“Crown Heights”

            Based on a true story, “Crown Heights” is tough to watch because this is about injustice.  It's done to one man, Colin Warner (Lakeith Stanfield), but what's so depressing is that we all realize this isn't the first time, nor will it be the only time.

            Colin Warner is a teenage petty thief in the Crown Heights section of Brooklyn.  Steal a car, sell it at the local “chop shop.”  So it's not like he's a freshman on academic scholarship at NYU.  He is 18 years old, an immigrant (from Trinidad), he hasn't finished high school, he's already a small-time crook, and he doesn't have much in the way of family to look out for him, which is why he was such an easy target for a set-up.
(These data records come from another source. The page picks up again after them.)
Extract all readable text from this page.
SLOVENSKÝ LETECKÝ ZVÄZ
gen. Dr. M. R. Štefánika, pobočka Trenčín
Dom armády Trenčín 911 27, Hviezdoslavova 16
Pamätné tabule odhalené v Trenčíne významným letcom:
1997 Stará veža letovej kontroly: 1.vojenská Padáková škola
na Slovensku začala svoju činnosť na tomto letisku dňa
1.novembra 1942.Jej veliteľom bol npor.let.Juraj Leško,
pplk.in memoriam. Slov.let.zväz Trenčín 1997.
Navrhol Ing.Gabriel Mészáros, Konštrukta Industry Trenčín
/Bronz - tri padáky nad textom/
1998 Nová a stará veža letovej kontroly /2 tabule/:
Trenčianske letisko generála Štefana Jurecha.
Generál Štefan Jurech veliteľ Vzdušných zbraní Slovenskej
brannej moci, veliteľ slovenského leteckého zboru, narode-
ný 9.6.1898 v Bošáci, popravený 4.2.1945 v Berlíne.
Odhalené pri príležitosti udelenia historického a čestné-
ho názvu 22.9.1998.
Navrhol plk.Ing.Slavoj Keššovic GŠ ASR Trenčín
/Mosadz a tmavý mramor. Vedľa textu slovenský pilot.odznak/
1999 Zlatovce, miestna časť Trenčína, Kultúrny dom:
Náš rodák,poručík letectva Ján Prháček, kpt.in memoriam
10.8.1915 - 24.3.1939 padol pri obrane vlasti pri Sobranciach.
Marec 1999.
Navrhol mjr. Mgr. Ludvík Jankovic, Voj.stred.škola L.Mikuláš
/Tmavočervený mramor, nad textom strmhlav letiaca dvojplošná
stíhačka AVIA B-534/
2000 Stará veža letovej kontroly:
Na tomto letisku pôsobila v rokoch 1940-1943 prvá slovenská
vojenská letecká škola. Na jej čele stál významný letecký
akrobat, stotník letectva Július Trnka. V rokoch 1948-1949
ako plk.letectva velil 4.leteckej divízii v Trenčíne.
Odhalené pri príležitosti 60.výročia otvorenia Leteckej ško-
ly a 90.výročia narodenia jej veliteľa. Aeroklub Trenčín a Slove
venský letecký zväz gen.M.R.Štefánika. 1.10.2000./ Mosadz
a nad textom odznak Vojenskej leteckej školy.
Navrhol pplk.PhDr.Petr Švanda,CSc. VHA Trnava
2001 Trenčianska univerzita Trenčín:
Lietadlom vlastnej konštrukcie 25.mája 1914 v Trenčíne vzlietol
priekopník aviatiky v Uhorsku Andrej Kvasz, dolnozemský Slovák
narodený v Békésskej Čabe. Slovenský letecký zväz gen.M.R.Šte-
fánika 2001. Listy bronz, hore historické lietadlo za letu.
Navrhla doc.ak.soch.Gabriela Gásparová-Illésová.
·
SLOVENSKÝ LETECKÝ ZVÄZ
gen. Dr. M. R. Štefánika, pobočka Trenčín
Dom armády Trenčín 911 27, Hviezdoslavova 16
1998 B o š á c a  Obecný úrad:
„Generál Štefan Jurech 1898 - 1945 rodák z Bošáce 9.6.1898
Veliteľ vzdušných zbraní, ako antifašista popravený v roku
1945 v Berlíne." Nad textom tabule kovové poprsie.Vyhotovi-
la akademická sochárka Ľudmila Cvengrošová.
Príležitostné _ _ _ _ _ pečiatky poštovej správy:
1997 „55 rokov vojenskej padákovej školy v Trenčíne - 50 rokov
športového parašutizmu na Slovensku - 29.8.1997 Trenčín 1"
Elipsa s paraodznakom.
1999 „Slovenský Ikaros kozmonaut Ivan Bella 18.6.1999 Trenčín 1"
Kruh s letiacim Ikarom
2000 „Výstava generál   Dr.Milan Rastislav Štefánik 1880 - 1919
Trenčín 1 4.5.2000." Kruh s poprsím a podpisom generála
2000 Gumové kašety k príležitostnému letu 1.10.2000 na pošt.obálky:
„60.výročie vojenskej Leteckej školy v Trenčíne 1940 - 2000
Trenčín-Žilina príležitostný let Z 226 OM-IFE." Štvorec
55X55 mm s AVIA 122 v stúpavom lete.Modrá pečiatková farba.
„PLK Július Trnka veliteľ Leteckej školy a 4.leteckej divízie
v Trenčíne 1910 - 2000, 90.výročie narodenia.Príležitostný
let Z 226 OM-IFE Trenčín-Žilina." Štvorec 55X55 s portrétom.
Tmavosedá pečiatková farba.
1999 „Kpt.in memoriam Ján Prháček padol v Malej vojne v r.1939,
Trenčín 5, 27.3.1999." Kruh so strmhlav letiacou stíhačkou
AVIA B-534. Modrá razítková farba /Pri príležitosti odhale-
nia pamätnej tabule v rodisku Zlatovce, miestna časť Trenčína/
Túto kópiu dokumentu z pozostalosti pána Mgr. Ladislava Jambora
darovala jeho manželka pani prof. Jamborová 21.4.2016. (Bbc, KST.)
            It seems there was a murder in his neighborhood, and the cops were so anxious to get a conviction that they badgered a 15-year-old, in trouble for an armed robbery, to point to Colin Warner as the driver of the getaway car in a drive-by shooting.  Turns out it wasn't a drive-by at all; the assailant was on foot.  Turns out the 15-year-old kid didn't even know Colin Warner, he just wanted a plea deal for himself, and would say anything the cops told him to say.  Colin Warner is tried, together with the “real” killer, who won't admit anything in hopes that they'll let him go.  He doesn't care what happens to Colin Warner.  And apparently neither does anybody else.  He gets 15 years to life.

            Now that he's wrongly convicted, Colin Warner is his own worst enemy.  He resents being in prison, because he feel he doesn't belong there.  He rankles at any perceived slight, either from a guard or a fellow inmate.  His quick-tempered scrapes get him put in solitary confinement as punishment.

            Meanwhile, Colin's only real friend, Carl “KC” King (former NFL All-Pro Nnamdi Asomugha), tries to raise money for Colin's bail (not happening), and then Colin's appeal (denied).  In one of KC's many neighborhood fund-raising solicitations for his friend's defense fund, he runs into Antoinette (Natalie Paul), who remembers Colin fondly, and now that she's back from her military service, decides to go with KC to visit Colin.  The sparks fly, and now Colin has even more incentive to get out, because Antoinette's affection for Colin blossoms into a jailhouse romance, complete a hasty civil ceremony, and with occasional awkward conjugal visits.

            Finally, KC gets another appeal arranged, but runs into some unexpected attorney incompetence, so Colin remains in jail until his first parole hearing, after 15 years.  He is denied, because he refuses to admit remorse for his crime, because he's still maintaining that he didn't commit it in the first place.

            Finally, in his second job as a process server, KC finds an attorney who will pay some attention to the case, and after some detective work of his own, KC finally finds a witness who will testify that Colin had nothing to do with the crime.  KC also wises up and gets the media involved, which embarrasses the DA's office enough to finally move with the defense to drop the charges.  At last, after 21 years in prison for a crime he didn't commit, Colin Warner is a free man.

            It's not as if anyone ever apologizes to Colin Warner.  They certainly can't hand him back the prime years of his life.  But by this time, we, the viewers, are glad to see a grievous wrong righted, even if tragically postponed, even if in a frustratingly flawed system.  We can only hope that outside the bars, Colin Warner's exhiliration will exceed his resentment.

 

Questions for Discussion:

1)                  Have you ever been unjustly accused?  What was your response?

2)                  Do you know anyone who has served time in prison?  How did that experience affect them?

3)                  Who has stuck by you during the hard times?  Whom have you stuck by?